Let’s first define AI from a practical engineering point of view. That is, from the perspective of building functional and efficient algorithms that get better and better over time. In that sense, AI is the confluence of tradecraft, intellectualization, and imagination.
Tradecraft – While this is a term more associated with the spook or intelligence community, it applies to all disciplines, like sales, where an individual can understand and manage the environment, and all that takes place within it, to the point of being able to take a quantitative approach to creating timely and relevant insights. And, of course, the acropolis of insight is prediction. Seeing the future, which brings us back to AI.
Intellectualization – Often seen as understanding detached from emotion, but not rationalization, it’s really about the ability to critically study, think, and reflect upon a domain. In sales, it’s the ability to apply this to the client environment, the sales campaign, and as context, the competition.

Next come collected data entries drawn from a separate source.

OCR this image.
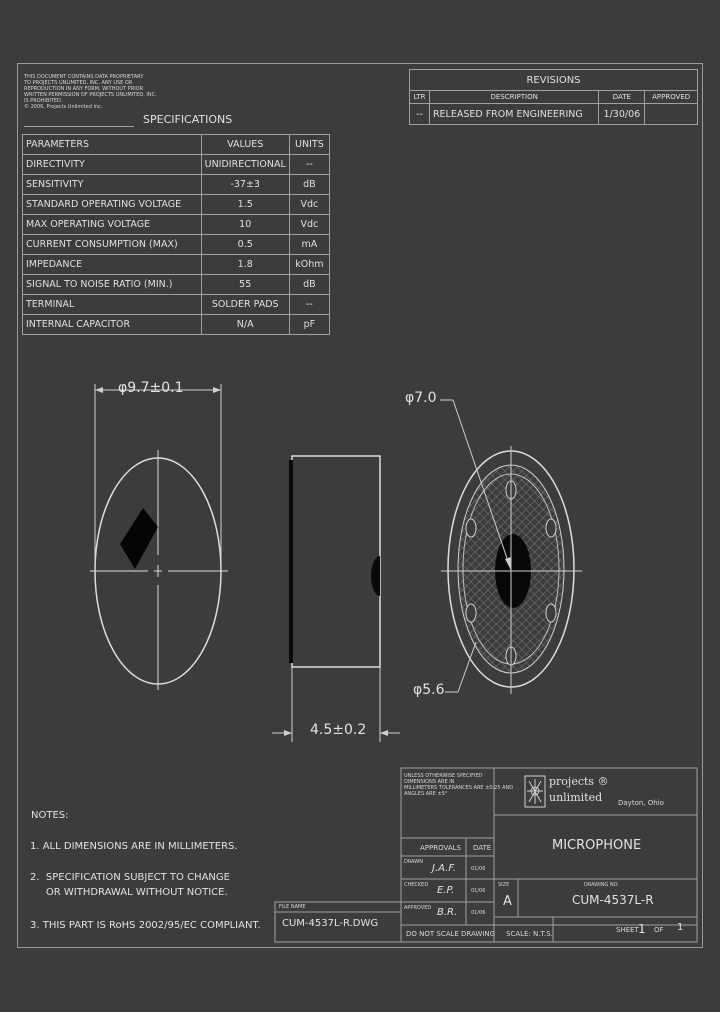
THIS DOCUMENT CONTAINS DATA PROPRIETARY
TO PROJECTS UNLIMITED, INC. ANY USE OR
REPRODUCTION IN ANY FORM, WITHOUT PRIOR
WRITTEN PERMISSION OF PROJECTS UNLIMITED, INC.
IS PROHIBITED.
© 2006, Projects Unlimited Inc.
SPECIFICATIONS
PARAMETERS	VALUES	UNITS
DIRECTIVITY	UNIDIRECTIONAL	--
SENSITIVITY	-37±3	dB
STANDARD OPERATING VOLTAGE	1.5	Vdc
MAX OPERATING VOLTAGE	10	Vdc
CURRENT CONSUMPTION (MAX)	0.5	mA
IMPEDANCE	1.8	kOhm
SIGNAL TO NOISE RATIO (MIN.)	55	dB
TERMINAL	SOLDER PADS	--
INTERNAL CAPACITOR	N/A	pF
REVISIONS			
LTR	DESCRIPTION	DATE	APPROVED
--	RELEASED FROM ENGINEERING	1/30/06	
φ9.7±0.1
4.5±0.2
φ7.0
φ5.6
NOTES:
1. ALL DIMENSIONS ARE IN MILLIMETERS.
2.  SPECIFICATION SUBJECT TO CHANGE
OR WITHDRAWAL WITHOUT NOTICE.
3. THIS PART IS RoHS 2002/95/EC COMPLIANT.
UNLESS OTHERWISE SPECIFIED
DIMENSIONS ARE IN
MILLIMETERS TOLERANCES ARE ±0.25 AND
ANGLES ARE ±5°
APPROVALS DATE
DRAWN
J.A.F.	01/06
CHECKED E.P.	01/06
APPROVED B.R.	01/06
projects ®
unlimited Dayton, Ohio
MICROPHONE
SIZE
A
DRAWING NO.
CUM-4537L-R
FILE NAME
CUM-4537L-R.DWG
DO NOT SCALE DRAWING SCALE: N.T.S.	SHEET 1 OF 1
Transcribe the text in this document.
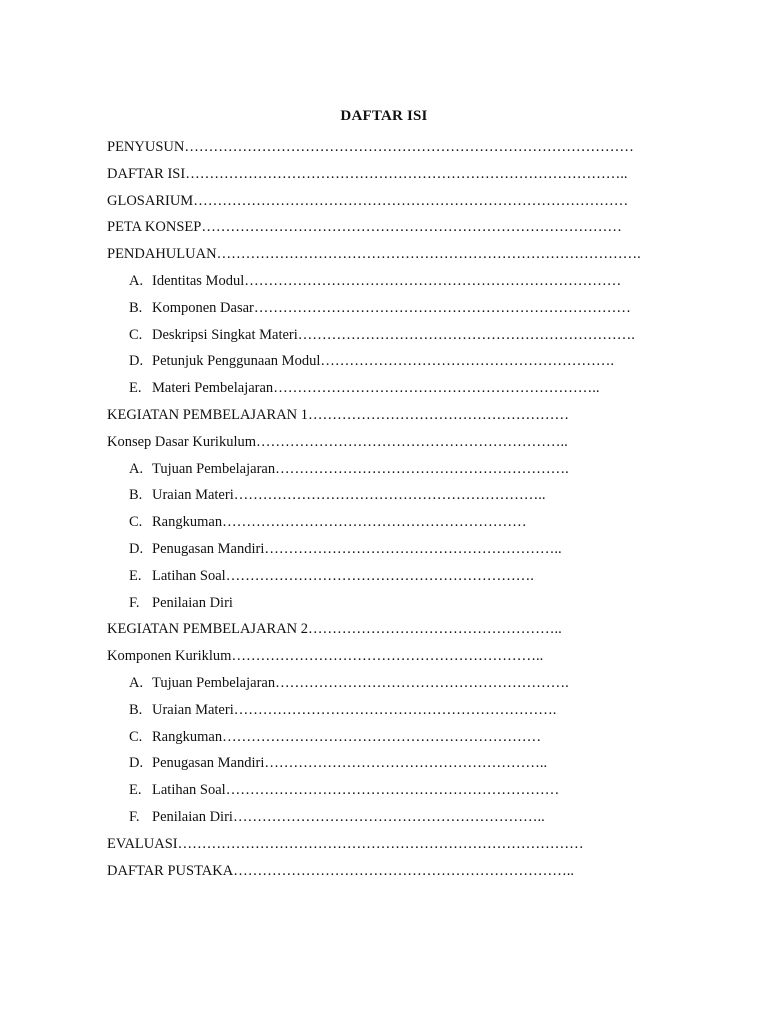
DAFTAR ISI
PENYUSUN …………………………………………………………………………………
DAFTAR ISI ………………………………………………………………………………..
GLOSARIUM ………………………………………………………………………………
PETA KONSEP ……………………………………………………………………………
PENDAHULUAN …………………………………………………………………………….
A. Identitas Modul ……………………………………………………………………
B. Komponen Dasar ……………………………………………………………………
C. Deskripsi Singkat Materi …………………………………………………………….
D. Petunjuk Penggunaan Modul …………………………………………………….
E. Materi Pembelajaran …………………………………………………………..
KEGIATAN PEMBELAJARAN 1 ………………………………………………
Konsep Dasar Kurikulum ………………………………………………………..
A. Tujuan Pembelajaran …………………………………………………….
B. Uraian Materi ………………………………………………………..
C. Rangkuman ………………………………………………………
D. Penugasan Mandiri ……………………………………………………..
E. Latihan Soal ……………………………………………………….
F. Penilaian Diri
KEGIATAN PEMBELAJARAN 2 ……………………………………………..
Komponen Kuriklum ………………………………………………………..
A. Tujuan Pembelajaran …………………………………………………….
B. Uraian Materi ………………………………………………………….
C. Rangkuman …………………………………………………………
D. Penugasan Mandiri …………………………………………………..
E. Latihan Soal ……………………………………………………………
F. Penilaian Diri ………………………………………………………..
EVALUASI …………………………………………………………………………
DAFTAR PUSTAKA ……………………………………………………………..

Imagination – This is the fun part, but not in terms of fantasy. Here the individual can conceive ideas and concepts outside of current reality. That live beyond conventional thought. In sales, when you stop chasing every deal, responding to RFIs and RFPs, and begin identifying the potential to create opportunities, you bring unexpected business value to the client, influence and shape the buying process, and blow the doors off the competition.
Combine all three of these factors, add an engineering perspective, and you have what you need to build very powerful algorithms. Powerful, in the sense, that they will produce relevant and timely insights that will enable you to do things that others cannot even imagine. In any kind of competitive environment, it enables you to see unexpected or discounted adversary or competitive vulnerability and exploit it with rapid and autonomous thinking. It’s quickly achieving relative superiority though AI empowerment. In sales, it means the AI-guided ability to bring thought leadership to the client, providing unprecedented business value, and anticipating competitive moves. Near real-time AI guidance and direction.
So, how do the algorithms get even smarter? Conceptually, you tie into a bit of machine learning. That is, you segment the environment, look for nuances that matter, and build algorithms that enable an overlay of functional logic to modify the functional algorithms. In sales, algorithms predict the likelihood of being down selected and winning. But, before a prediction is made, the overlay logic conceptually might say, “Hey, wait a minute, you’re competing in Germany with a manufacturing client, up against SAP.” The algorithms then take into consideration certain factors that influence the prediction and directional guidance provided.
You can see that time is a constitutive factor in all of this, which means that when we build AI and think about self-learning, we should not think in terms of days and months, but of centuries. Build AI right and give it a hundred years to grow and you’ll push to the borders of synthetic consciousness!